We evaluated the use of memory cache in front of each memory module to further reduce shared memory access latency in the presence of processor caches. The memory cache does not have cache coherence problems. Its design is transparent to processor cache coherence protocols and architectures. We have shown that a reasonable size of memory cache can always achieve high hit ratios. Memory caches reduce average shared memory access latency in two ways. One is to reduce the minimal latency required for each processor cache miss when it has a memory cache hit. The other is to reduce memory stalls on shared memory modules. The memory cache can cut stall cycles by approximately a half.

We also evaluated the performance of memory caches for systems using directory schemes or software schemes with different processor cache write policies. They always achieve similar high hit ratios.

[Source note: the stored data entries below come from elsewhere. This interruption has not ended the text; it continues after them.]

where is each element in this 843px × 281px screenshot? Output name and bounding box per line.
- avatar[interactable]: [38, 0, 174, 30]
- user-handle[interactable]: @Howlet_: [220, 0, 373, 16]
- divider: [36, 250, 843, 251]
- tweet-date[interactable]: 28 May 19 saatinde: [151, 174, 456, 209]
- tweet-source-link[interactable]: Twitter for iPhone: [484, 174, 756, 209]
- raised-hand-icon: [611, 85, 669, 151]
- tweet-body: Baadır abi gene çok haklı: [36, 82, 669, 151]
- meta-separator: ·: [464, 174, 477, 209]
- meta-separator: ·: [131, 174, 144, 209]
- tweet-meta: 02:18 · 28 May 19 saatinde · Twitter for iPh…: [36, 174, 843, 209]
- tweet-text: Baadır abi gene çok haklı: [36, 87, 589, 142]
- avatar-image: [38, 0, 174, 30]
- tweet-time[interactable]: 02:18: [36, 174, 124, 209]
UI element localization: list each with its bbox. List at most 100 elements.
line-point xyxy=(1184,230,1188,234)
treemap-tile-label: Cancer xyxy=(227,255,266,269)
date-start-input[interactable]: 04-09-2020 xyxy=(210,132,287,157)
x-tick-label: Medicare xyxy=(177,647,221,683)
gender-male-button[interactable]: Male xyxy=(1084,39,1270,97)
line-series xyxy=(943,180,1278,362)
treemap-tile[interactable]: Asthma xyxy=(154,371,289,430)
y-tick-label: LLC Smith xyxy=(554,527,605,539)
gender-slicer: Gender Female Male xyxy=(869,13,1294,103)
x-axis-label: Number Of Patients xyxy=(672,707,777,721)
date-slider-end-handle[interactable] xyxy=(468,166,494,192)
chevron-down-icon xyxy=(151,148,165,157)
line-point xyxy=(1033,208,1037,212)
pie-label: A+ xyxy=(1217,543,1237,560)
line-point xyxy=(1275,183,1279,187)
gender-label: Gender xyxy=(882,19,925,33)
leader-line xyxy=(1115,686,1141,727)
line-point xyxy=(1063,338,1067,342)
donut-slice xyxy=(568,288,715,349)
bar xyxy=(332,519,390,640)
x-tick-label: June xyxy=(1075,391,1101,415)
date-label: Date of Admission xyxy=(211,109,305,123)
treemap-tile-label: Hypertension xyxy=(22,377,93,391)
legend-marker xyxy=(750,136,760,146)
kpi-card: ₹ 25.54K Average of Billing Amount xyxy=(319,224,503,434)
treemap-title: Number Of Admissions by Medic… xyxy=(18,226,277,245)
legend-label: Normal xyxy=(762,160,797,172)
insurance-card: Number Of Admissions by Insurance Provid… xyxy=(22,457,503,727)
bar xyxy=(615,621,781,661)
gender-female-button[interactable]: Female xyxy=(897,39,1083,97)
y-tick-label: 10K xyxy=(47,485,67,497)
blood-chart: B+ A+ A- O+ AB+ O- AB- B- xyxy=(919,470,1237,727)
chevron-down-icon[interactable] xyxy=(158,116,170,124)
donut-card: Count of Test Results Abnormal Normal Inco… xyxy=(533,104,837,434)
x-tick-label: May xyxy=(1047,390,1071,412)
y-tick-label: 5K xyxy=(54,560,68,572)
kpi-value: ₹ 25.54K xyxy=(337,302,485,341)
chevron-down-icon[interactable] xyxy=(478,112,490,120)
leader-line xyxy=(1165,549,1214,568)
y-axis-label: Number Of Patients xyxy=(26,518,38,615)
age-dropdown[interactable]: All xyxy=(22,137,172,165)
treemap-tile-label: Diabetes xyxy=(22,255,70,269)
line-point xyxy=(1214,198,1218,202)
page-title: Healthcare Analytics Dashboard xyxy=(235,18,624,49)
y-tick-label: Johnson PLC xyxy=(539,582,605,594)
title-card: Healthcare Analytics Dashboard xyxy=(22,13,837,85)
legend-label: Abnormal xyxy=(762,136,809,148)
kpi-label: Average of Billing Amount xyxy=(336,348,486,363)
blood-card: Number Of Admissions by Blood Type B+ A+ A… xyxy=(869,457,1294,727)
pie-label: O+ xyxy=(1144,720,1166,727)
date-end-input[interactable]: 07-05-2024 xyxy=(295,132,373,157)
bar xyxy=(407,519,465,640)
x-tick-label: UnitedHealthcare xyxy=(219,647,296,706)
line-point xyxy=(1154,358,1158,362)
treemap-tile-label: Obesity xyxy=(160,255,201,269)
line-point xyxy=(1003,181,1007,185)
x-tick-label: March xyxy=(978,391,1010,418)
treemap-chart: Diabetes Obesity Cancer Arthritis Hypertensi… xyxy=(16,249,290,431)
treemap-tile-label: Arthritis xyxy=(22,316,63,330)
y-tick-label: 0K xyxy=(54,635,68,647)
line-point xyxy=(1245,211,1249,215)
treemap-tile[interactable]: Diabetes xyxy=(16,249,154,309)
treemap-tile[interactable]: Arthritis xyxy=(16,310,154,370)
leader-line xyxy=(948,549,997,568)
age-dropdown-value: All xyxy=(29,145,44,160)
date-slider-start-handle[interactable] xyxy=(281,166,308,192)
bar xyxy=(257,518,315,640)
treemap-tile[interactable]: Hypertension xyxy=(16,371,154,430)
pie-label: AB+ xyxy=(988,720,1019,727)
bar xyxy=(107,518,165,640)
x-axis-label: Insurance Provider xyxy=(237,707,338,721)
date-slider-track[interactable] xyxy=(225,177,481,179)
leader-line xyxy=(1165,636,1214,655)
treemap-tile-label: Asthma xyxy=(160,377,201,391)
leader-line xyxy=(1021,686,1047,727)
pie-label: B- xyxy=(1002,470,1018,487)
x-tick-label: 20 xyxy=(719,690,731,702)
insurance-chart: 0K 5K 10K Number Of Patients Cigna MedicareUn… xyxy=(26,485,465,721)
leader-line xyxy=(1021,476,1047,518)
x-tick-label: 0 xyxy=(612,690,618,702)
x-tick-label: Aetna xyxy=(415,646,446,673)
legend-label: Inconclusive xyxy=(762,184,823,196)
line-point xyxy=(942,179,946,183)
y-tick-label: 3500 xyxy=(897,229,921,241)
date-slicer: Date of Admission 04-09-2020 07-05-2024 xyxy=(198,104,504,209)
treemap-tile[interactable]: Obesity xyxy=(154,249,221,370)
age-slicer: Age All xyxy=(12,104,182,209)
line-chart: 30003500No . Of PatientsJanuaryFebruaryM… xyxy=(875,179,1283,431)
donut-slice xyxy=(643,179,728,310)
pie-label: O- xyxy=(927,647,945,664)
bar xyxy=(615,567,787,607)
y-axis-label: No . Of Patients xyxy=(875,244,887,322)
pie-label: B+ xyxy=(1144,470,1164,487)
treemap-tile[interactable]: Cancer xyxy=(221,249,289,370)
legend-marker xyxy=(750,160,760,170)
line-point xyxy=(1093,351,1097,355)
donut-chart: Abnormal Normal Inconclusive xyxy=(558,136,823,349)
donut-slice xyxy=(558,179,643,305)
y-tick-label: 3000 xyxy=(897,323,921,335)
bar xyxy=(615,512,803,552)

The memory cache hit ratios depend on the combined memory cache size, not the cache size per memory module. As the system size grows, we can reduce the memory cache size per module to maintain a constant combined memory cache size and still have similar performance.

## References

- D. Bailey and H. Simon. "The NAS Parallel Benchmarks". Technical report, NASA Ames Research Center, 1991.
- [2] L.M. Censier and P. Feautrier. A New Solution to Coherence Problems in Multicache Systems. *Transactions* on Computers, C-27:1112-1118, November 1978.
- [3] Y.-C. Chen and A.V. Veidenbaum. An Effective Write Policy for Software Coherence Schemes. In Supercomputing' 92, 1992.
- [4] Y.-C. Chen and A. Veidenbaum. "Performance Evaluation of Memory Caches in Multiprocessors". Technical Report 1266, CSRD, University of Illinois at Urbana-Champaign, 1993.
- [5] G. Cybenko et al. "Supercomputer Performance Evaluation and the Perfect Benchmarks". In Int. Conf. on Supercomputing, 1990.
- [6] K. Dosaka et al. "A 100MHz 4Mb Cache DRAM with Fast Copy-Back Scheme". In *IEEE Int. Solid-State Circuits Conf.*, pages 148-149, 1992.
- [7] M. Dubois et al. "Memory Access Buffering in Multiprocessors". In Int. Sym. on Computer Architecture, pages 434-442, 1986.
- [8] A.V. Veidenbaum. "A Compiler-assisted Cache Coherence Solution for Multiprocessors". In Int. Conf. on Parallel Processing, pages 1029-1035, August 1986.
- [9] P.C. Yeh et al. "Performance of Shared Cache for Parallel-Pipelined Computer Systems". In Int. Sym. on Computer Architecture, pages 117-131, 1983.